The Problem description:

Jack and Jelly are two friends. They want to go to a place by a cycle ( Assume that they live in same house). Distance between the place and their house is 'N' km. Rules of game are as follows:
- Initially Jelly will ride cycle.
- They will ride cycle one by one.
- When one is riding cycle other will sit on the carrier of cycle.

- In each ride they can ride cycle exactly 1, 2 or 4 km. One cannot ride more than remaining distance.

- One who reaches school riding cycle will win.
Both play optimally. You have to find who will win this game.

Input:
First line of input contains an integer 'T' denoting the number of test cases. Then 'T' test cases follow. Each test case consists of a single line containing an integer N.

Output:
Print the name of winner i.e 'JACK' or 'JELLY'.

I have written following code for this problem.
Bottom-up approach solution gives me time out.
The top-down approach gives me Segfault.

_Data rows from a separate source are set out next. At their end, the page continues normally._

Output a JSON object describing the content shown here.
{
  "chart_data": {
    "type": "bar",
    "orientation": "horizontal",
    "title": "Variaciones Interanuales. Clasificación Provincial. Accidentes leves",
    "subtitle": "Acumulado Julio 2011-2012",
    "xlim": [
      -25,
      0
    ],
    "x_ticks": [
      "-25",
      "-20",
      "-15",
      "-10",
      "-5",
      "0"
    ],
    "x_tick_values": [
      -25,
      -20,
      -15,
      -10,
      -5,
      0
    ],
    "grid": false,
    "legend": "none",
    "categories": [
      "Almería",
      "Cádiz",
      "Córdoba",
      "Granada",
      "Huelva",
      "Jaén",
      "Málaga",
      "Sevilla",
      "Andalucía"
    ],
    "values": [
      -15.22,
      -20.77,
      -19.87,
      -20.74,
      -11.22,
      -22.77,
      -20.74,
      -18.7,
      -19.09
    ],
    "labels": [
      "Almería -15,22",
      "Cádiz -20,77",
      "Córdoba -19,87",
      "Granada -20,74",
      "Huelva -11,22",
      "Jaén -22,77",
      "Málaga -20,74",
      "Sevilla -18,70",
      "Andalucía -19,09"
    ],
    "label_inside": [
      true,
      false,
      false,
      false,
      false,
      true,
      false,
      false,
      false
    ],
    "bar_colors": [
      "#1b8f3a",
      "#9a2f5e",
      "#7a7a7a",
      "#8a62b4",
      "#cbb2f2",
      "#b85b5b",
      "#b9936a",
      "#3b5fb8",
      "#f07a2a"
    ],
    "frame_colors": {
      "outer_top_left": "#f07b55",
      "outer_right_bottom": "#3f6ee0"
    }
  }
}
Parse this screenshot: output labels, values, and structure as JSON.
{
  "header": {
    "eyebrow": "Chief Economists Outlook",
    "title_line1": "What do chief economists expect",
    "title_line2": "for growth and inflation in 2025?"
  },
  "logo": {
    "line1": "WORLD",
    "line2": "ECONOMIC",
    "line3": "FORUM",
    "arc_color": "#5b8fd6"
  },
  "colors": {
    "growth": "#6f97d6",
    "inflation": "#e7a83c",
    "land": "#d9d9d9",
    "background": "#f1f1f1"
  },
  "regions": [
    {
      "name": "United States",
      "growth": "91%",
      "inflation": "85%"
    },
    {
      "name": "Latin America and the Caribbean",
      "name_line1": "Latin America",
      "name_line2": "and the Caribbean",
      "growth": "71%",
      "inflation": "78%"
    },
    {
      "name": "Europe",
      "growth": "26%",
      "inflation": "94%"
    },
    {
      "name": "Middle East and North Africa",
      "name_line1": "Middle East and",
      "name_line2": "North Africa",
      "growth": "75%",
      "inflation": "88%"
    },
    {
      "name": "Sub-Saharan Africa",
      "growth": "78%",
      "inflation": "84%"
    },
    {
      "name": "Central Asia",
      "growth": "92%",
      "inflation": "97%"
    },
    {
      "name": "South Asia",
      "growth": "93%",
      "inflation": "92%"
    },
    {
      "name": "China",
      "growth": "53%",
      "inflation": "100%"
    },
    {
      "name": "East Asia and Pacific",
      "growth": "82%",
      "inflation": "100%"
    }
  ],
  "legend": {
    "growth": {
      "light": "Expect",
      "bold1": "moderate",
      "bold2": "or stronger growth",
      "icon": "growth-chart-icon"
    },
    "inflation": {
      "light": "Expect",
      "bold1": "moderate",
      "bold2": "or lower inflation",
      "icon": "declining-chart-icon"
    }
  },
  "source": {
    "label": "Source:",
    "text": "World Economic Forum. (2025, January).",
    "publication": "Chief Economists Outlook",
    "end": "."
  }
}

Most probably due to recursion stack.
How can I improve my solution?
Please help me.
Thanks in advance.

Bottom Up (Timeout):

#include <iostream>

using namespace std;



bool arr[2][10000001];



int main() {

    int t, n;

    cin >> t;

    while(t--) {

        cin >> n;



        arr[0][1]=arr[0][2]=arr[0][4]=0;

        arr[1][1]=arr[1][2]=arr[1][4]=1;

        arr[0][3]=1;

        arr[1][3]=0;



        for(int i=5;i<=n;i++) {

            for(int player=0;player<2;player++) {

                if(arr[1-player][i-1]==player||

                   arr[1-player][i-2]==player||

                   arr[1-player][i-4]==player) {

                       arr[player][i] = player;

                   } else {

                       arr[player][i] = 1-player;

                   }

            }

        }



        if(!arr[0][n]) {

            cout << "JELLY" << endl;

        } else {

            cout << "JACK" << endl;

        }

    }

    return 0;

}

Top-down (Segfault, I think due to recursion):

#include <iostream>

using namespace std;



char arr[2][10000001];



bool solve(int n, bool player) {

    if(arr[player][n] != -1)

        return arr[player][n];

    if(solve(n-1,!player) == player ||

       solve(n-2,!player) == player ||

       solve(n-4,!player) == player) {

           arr[player][n] = player;

    } else {

        arr[player][n] = !player;

    }

    return arr[player][n];

}



int main() {

    int t, n;

    cin >> t;

    while(t--) {

        cin >> n;

        for(int i=0;i<2;i++) {

            for(int j=0;j<n+1;j++) {

                arr[i][j] = -1;

            }

        }



        arr[0][1]=arr[0][2]=arr[0][4]=0;

        arr[1][1]=arr[1][2]=arr[1][4]=1;

        arr[0][0]=arr[0][3]=1;

        arr[1][0]=arr[1][3]=0;



        solve(n, false);



        if(!arr[0][n]) {

            cout << "JELLY" << endl;

        } else {

            cout << "JACK" << endl;

        }

    }

    return 0;

}

I have found the answer myself. It is actually testing the game theory. If we see the pattern then only when n is a multiple of 3 then only whoever starts the game first will loose and in all other cases who starts the game will win. The working code is given below.

#include <iostream>

using namespace std;



int main() {

    int t, n;

    cin >> t;

    while(t--) {

        cin >> n;

        if( n%3 == 0) {

            cout << "JACK" << endl;

        } else {

            cout << "JELLY" << endl;

        }

    }

    return 0;

}